Expert: Blocking Nashville School Shooter Manifesto Release Would Alter Tennessee Law
A First Amendment Expert Weighs In on the Release of a Shooter’s Manifesto
In an interview with the New York Post this week, a First Amendment expert emphasized the unprecedented nature of blocking the release of the manifesto of a transgender-identifying woman who shot six people at a Nashville Christian school.
“There’s nothing really to indicate that there would be this ability for victims to veto the release of otherwise public records and in, and in this case, crime records,”
Deborah Fisher, also the director of Middle Tennessee State University’s John Seigenthaler Chair of Excellence in First Amendment Studies, explained that there is no historical precedent for victims being able to prevent the release of public crime records.
“In this case, the perpetrator is dead,” Fisher added. “But if the shooter had gone to trial, most likely the writings of the shooter would be part of the evidence in the case about motivation.”
Fisher’s comments come in response to a group of parents and school officials who are attempting to keep the manifesto of the 28-year-old woman, responsible for killing three children and three adults at The Covenant School in March, from being released to the public.
While victims do have privacy rights established in Tennessee law, Fisher explained that veto power over crime records would be a new development.
“There are a lot of reasons not to think that there was ever any intention that there’d be an unspecified kind of veto right of victims to prevent the release of public records,” she said. “If the courts do conclude that victims have a veto over the release of crime records, that would create a whole new equation in Tennessee about what the public gets to know about crime or even possibly criminal trials.”

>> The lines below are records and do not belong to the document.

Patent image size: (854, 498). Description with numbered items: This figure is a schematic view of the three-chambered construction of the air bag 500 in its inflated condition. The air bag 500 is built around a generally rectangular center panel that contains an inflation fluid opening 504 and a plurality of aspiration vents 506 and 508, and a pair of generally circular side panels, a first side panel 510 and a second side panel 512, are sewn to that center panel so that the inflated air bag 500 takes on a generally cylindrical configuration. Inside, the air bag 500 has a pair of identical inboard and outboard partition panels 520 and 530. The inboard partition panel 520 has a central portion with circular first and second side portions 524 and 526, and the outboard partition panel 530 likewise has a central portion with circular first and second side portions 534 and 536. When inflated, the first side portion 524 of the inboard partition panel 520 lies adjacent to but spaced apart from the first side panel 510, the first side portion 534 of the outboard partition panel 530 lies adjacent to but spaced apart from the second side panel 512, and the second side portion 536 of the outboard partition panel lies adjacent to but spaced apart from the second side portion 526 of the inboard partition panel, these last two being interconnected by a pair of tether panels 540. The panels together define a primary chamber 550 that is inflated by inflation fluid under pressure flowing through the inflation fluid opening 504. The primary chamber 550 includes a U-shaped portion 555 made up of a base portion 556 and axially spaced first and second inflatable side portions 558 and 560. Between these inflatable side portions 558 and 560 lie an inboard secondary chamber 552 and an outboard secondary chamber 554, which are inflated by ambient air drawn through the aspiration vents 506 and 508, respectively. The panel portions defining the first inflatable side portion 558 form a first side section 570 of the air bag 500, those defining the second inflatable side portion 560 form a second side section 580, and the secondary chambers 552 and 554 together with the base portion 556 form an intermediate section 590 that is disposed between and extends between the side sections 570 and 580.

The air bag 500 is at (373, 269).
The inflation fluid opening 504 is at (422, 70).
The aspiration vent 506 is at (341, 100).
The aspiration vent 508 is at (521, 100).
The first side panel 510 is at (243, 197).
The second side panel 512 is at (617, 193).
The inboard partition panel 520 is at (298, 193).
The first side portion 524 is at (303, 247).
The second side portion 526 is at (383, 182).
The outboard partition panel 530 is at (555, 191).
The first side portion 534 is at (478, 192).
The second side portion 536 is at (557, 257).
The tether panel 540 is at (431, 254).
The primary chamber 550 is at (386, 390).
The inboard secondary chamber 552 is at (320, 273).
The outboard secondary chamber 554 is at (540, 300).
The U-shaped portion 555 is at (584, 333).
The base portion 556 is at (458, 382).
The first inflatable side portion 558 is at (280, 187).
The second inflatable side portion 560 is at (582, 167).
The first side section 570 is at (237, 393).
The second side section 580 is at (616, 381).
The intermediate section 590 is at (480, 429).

Several news outlets, including The Daily Wire, have requested copies of the manifesto through open records laws but have been denied thus far. A lawsuit is ongoing to determine whether Metro Nashville Police will be allowed to release the manifesto.
Victims of the shooting:
- Evelyn Dieckhaus, 9
- Hallie Scruggs, 9
- William Kinney, 9
- Headmaster Katherine Koonce, 60
- Cynthia Peak, 61
- Mike Hill, 61
The shooter was shot and killed by Nashville police, who discovered various items at the shooter’s property, including five laptops, a suicide note, two memoirs, five Covenant School yearbooks, and seven cellphones.